Stephen Jeffrey Wilson (born 1959 or 1960) is an American businessman and politician of the Republican Party. In 2020, he was elected to the Washington State Senate to represent the 19th legislative district and took office on January 11, 2021. Wilson is also a Port of Longview commissioner.

==Firearm incident==
Wilson was arrested and charged with possession of a firearm in Hong Kong on October 21, 2023, Wilson discovered the firearm and turned the revolver over to airport officials. The gun was legally licensed in Washington State, but not in Hong Kong. According to Wilson, he discovered the unloaded firearm in his carry-on luggage mid-flight. He alerted Customs officers and was subsequently arrested for possession of arms without licence, which carries a maximum sentence of 14 years in jail and a fine of $100,000 HKD.

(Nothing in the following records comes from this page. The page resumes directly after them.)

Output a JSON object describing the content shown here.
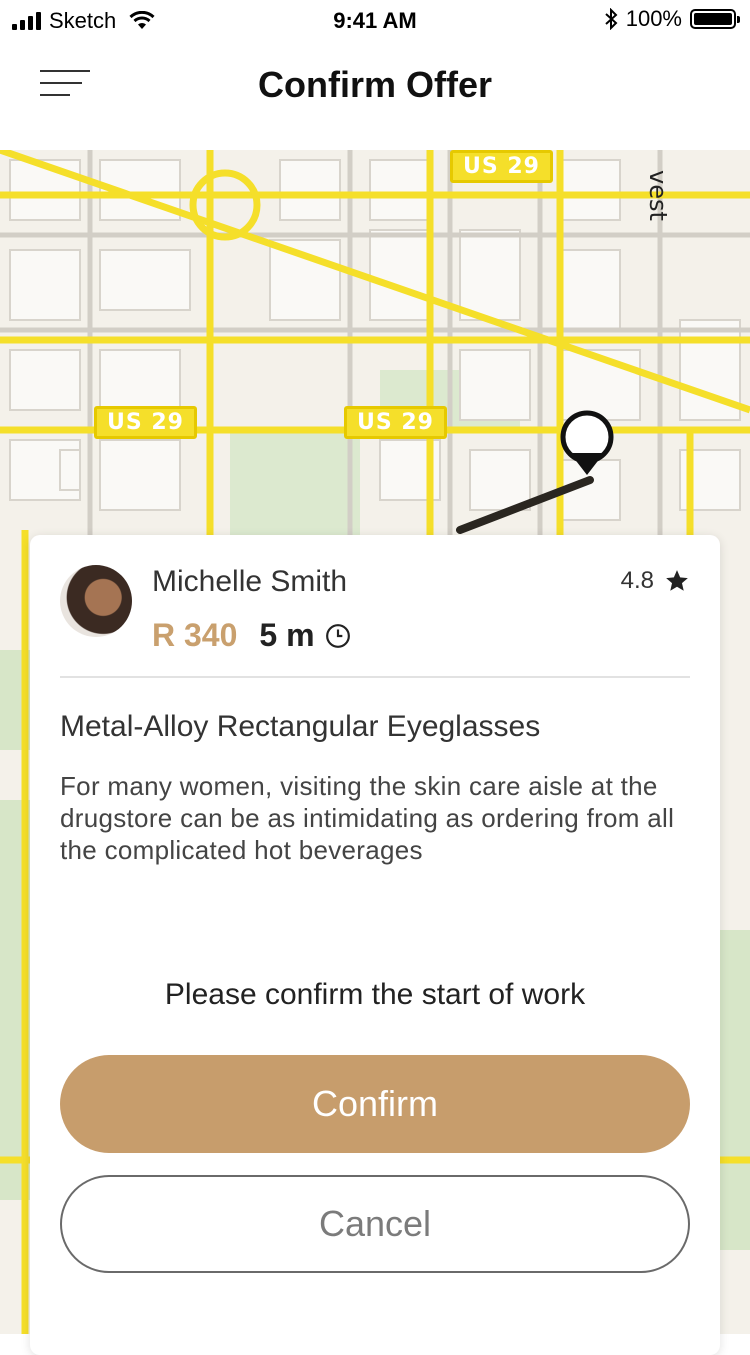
{
  "status_bar": {
    "carrier": "Sketch",
    "time": "9:41 AM",
    "battery": "100%"
  },
  "header": {
    "title": "Confirm Offer",
    "menu_icon": "menu-icon"
  },
  "map": {
    "route_labels": [
      "US 29",
      "US 29",
      "US 29"
    ],
    "street_fragment": "vest"
  },
  "offer": {
    "user_name": "Michelle Smith",
    "rating": "4.8",
    "price": "R 340",
    "duration": "5 m",
    "item_title": "Metal-Alloy Rectangular Eyeglasses",
    "item_description": "For many women, visiting the skin care aisle at the drugstore can be as intimidating as ordering from all the complicated hot beverages",
    "prompt": "Please confirm the start of work",
    "confirm_label": "Confirm",
    "cancel_label": "Cancel"
  },
  "colors": {
    "accent": "#c79d6c",
    "road": "#f5df2a",
    "route": "#2a2620"
  }
}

After his initial court hearing, Wilson and his family had verbal exchanges with reporters at the courthouse, leading to police mediation. Wilson was said to have verbally abused the reporters and asked them to delete any photos taken outside of the courthouse. He was ordered to surrender his travel documents and not to leave Hong Kong until his next court date. On October 30, 2023, Principal Magistrate Don So ordered the firearm confiscated and bound over Wilson to keep the peace for 2 years. As all legal proceedings have ended, Wilson was free to leave Hong Kong to continue his vacation.